Text-to-Speech
Introduction
The Text-to-Speech (TTS) model is a technology that converts written text into speech, enabling computers to read out the text. This conversion technology is highly practical in various scenarios, such as navigation systems, virtual assistants, audiobooks, accessibility technology, and customer service systems.

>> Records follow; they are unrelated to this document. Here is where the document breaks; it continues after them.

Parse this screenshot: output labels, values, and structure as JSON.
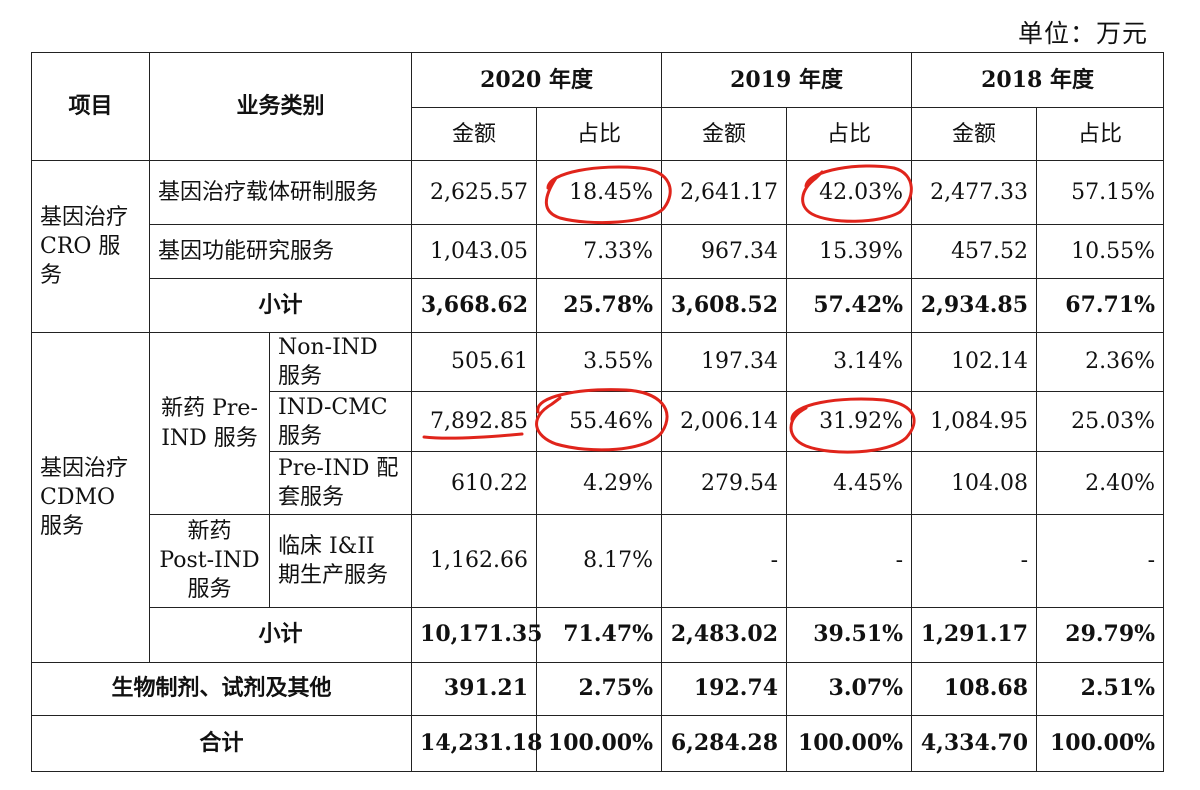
{
  "unit_label": "单位：万元",
  "headers": {
    "item": "项目",
    "category": "业务类别",
    "years": [
      "2020 年度",
      "2019 年度",
      "2018 年度"
    ],
    "amount": "金额",
    "ratio": "占比"
  },
  "cro": {
    "label": "基因治疗 CRO 服务",
    "rows": [
      {
        "name": "基因治疗载体研制服务",
        "values": [
          "2,625.57",
          "18.45%",
          "2,641.17",
          "42.03%",
          "2,477.33",
          "57.15%"
        ]
      },
      {
        "name": "基因功能研究服务",
        "values": [
          "1,043.05",
          "7.33%",
          "967.34",
          "15.39%",
          "457.52",
          "10.55%"
        ]
      }
    ],
    "subtotal": {
      "name": "小计",
      "values": [
        "3,668.62",
        "25.78%",
        "3,608.52",
        "57.42%",
        "2,934.85",
        "67.71%"
      ]
    }
  },
  "cdmo": {
    "label": "基因治疗 CDMO 服务",
    "pre_ind_label": "新药 Pre-IND 服务",
    "post_ind_label": "新药 Post-IND 服务",
    "rows": [
      {
        "name": "Non-IND 服务",
        "values": [
          "505.61",
          "3.55%",
          "197.34",
          "3.14%",
          "102.14",
          "2.36%"
        ]
      },
      {
        "name": "IND-CMC 服务",
        "values": [
          "7,892.85",
          "55.46%",
          "2,006.14",
          "31.92%",
          "1,084.95",
          "25.03%"
        ]
      },
      {
        "name": "Pre-IND 配套服务",
        "values": [
          "610.22",
          "4.29%",
          "279.54",
          "4.45%",
          "104.08",
          "2.40%"
        ]
      },
      {
        "name": "临床 I&II 期生产服务",
        "values": [
          "1,162.66",
          "8.17%",
          "-",
          "-",
          "-",
          "-"
        ]
      }
    ],
    "subtotal": {
      "name": "小计",
      "values": [
        "10,171.35",
        "71.47%",
        "2,483.02",
        "39.51%",
        "1,291.17",
        "29.79%"
      ]
    }
  },
  "other": {
    "name": "生物制剂、试剂及其他",
    "values": [
      "391.21",
      "2.75%",
      "192.74",
      "3.07%",
      "108.68",
      "2.51%"
    ]
  },
  "total": {
    "name": "合计",
    "values": [
      "14,231.18",
      "100.00%",
      "6,284.28",
      "100.00%",
      "4,334.70",
      "100.00%"
    ]
  },
  "annotation_color": "#e0241b"
}
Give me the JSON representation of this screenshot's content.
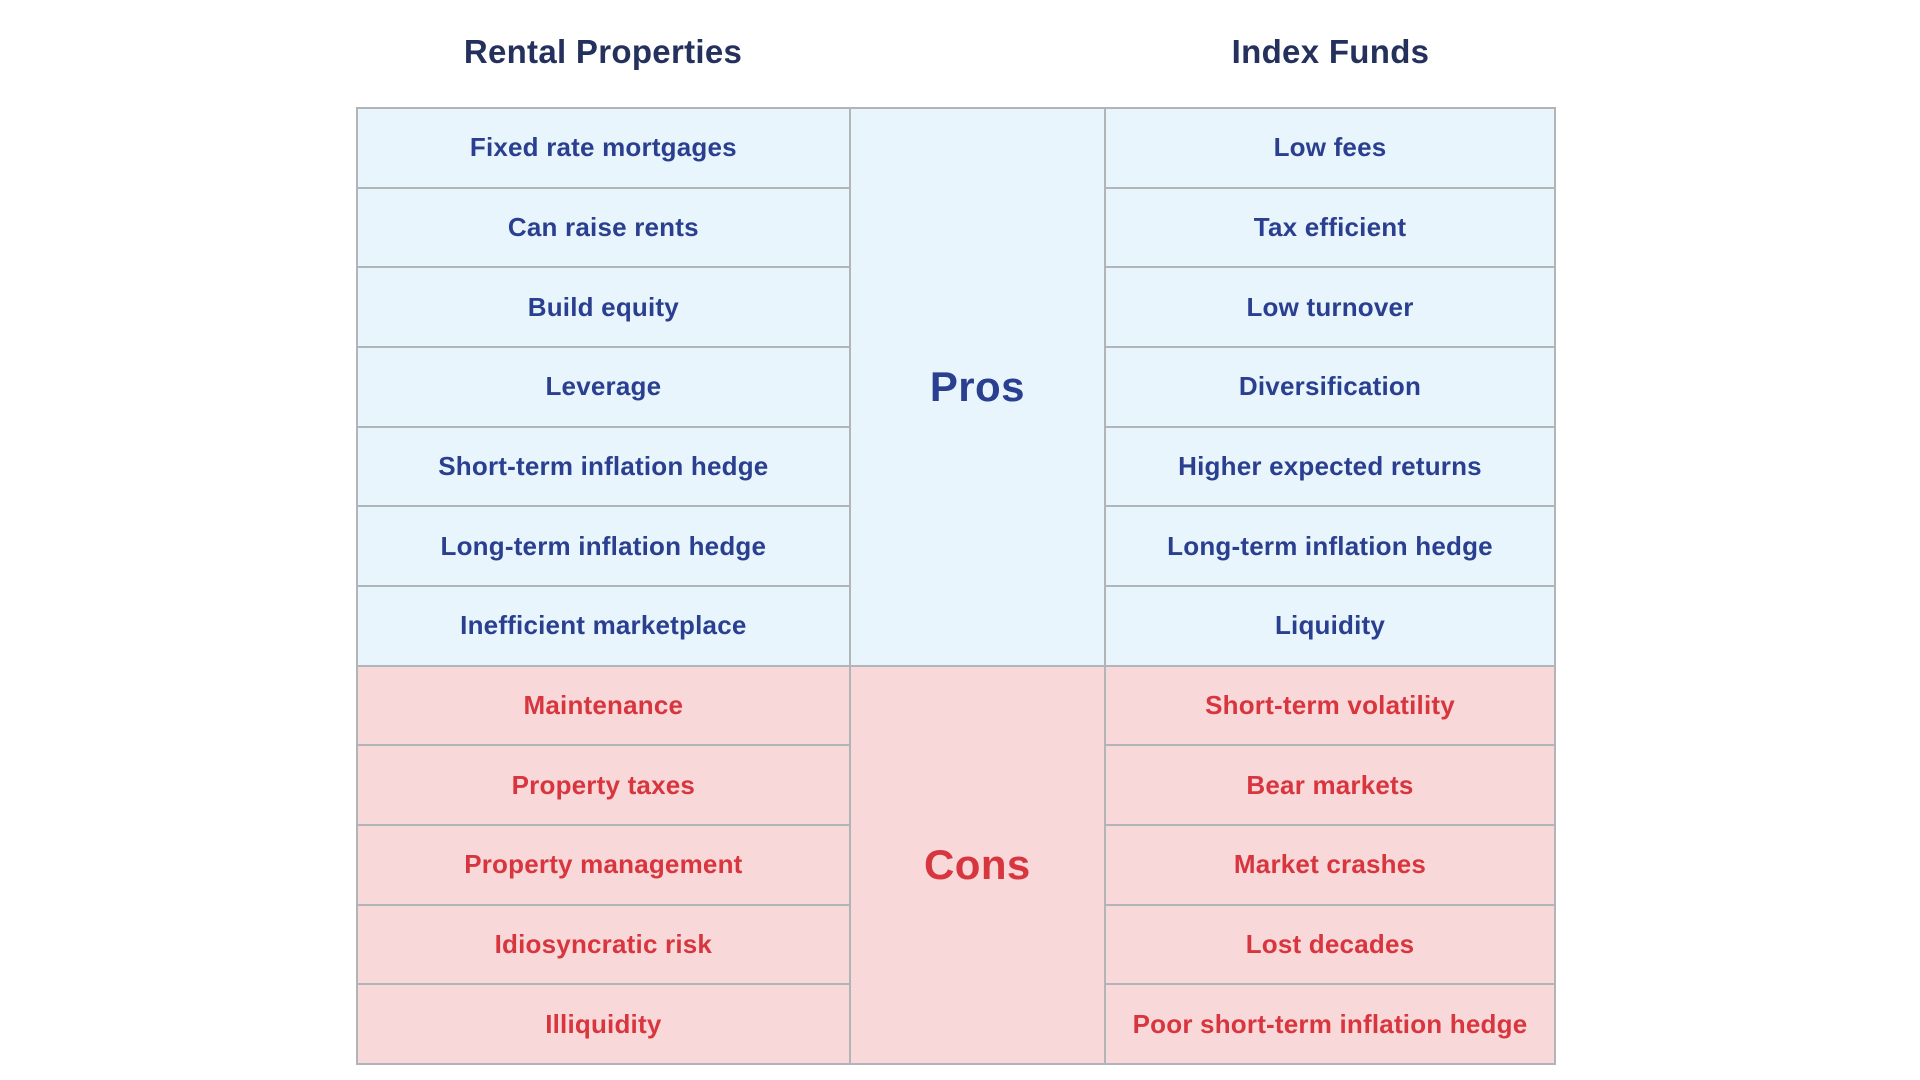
{
  "chart_data": {
    "type": "table",
    "title": "",
    "columns": [
      "Rental Properties",
      "Index Funds"
    ],
    "legend_position": "none",
    "grid": true,
    "row_groups": [
      {
        "label": "Pros",
        "rows": [
          [
            "Fixed rate mortgages",
            "Low fees"
          ],
          [
            "Can raise rents",
            "Tax efficient"
          ],
          [
            "Build equity",
            "Low turnover"
          ],
          [
            "Leverage",
            "Diversification"
          ],
          [
            "Short-term inflation hedge",
            "Higher expected returns"
          ],
          [
            "Long-term inflation hedge",
            "Long-term inflation hedge"
          ],
          [
            "Inefficient marketplace",
            "Liquidity"
          ]
        ]
      },
      {
        "label": "Cons",
        "rows": [
          [
            "Maintenance",
            "Short-term volatility"
          ],
          [
            "Property taxes",
            "Bear markets"
          ],
          [
            "Property management",
            "Market crashes"
          ],
          [
            "Idiosyncratic risk",
            "Lost decades"
          ],
          [
            "Illiquidity",
            "Poor short-term inflation hedge"
          ]
        ]
      }
    ]
  },
  "colors": {
    "pros_bg": "#e8f5fd",
    "cons_bg": "#f8d8d9",
    "pros_text": "#2a3f8f",
    "cons_text": "#d8363f",
    "header_text": "#24315c",
    "border": "#b1b5b7",
    "page_bg": "#ffffff"
  }
}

The development of TTS technology has brought generated speech closer to natural language by considering different intonations, speeds, and tones, greatly enhancing the user experience.
Best Practices
Using MaaS-nar as an example
curl --request POST \
--url 'https://genaiapijp.cloudsway.net/v1/ai/kXfKrPc/tts-n/text-to-speech/mp3?voice=Beatrice&voice-speed=fast&voice-volume=standard' \
--header 'Accept: application/octet-stream' \
--header 'Authorization: Bearer YOUR_API_KEY' \
--header 'Content-Type: text/plain' \
--data hello
Using MaaS-Ele as an example
curl --request POST \
--url https://genaiapihk.cloudsway.net/v1/ai/ZMfNI/tts-e/text-to-speech/pqHfZKP75CvOlQylNhV4 \
--header 'Authorization: Bearer YOUR_API_KEY' \
--header 'Content-Type: application/json' \
--data '{
"text": "你好",
"voice_settings": {
"stability": 0,
"similarity_boost": 1.0,
"use_speaker_boost": false
}
}'
The output will generate an MP3 file.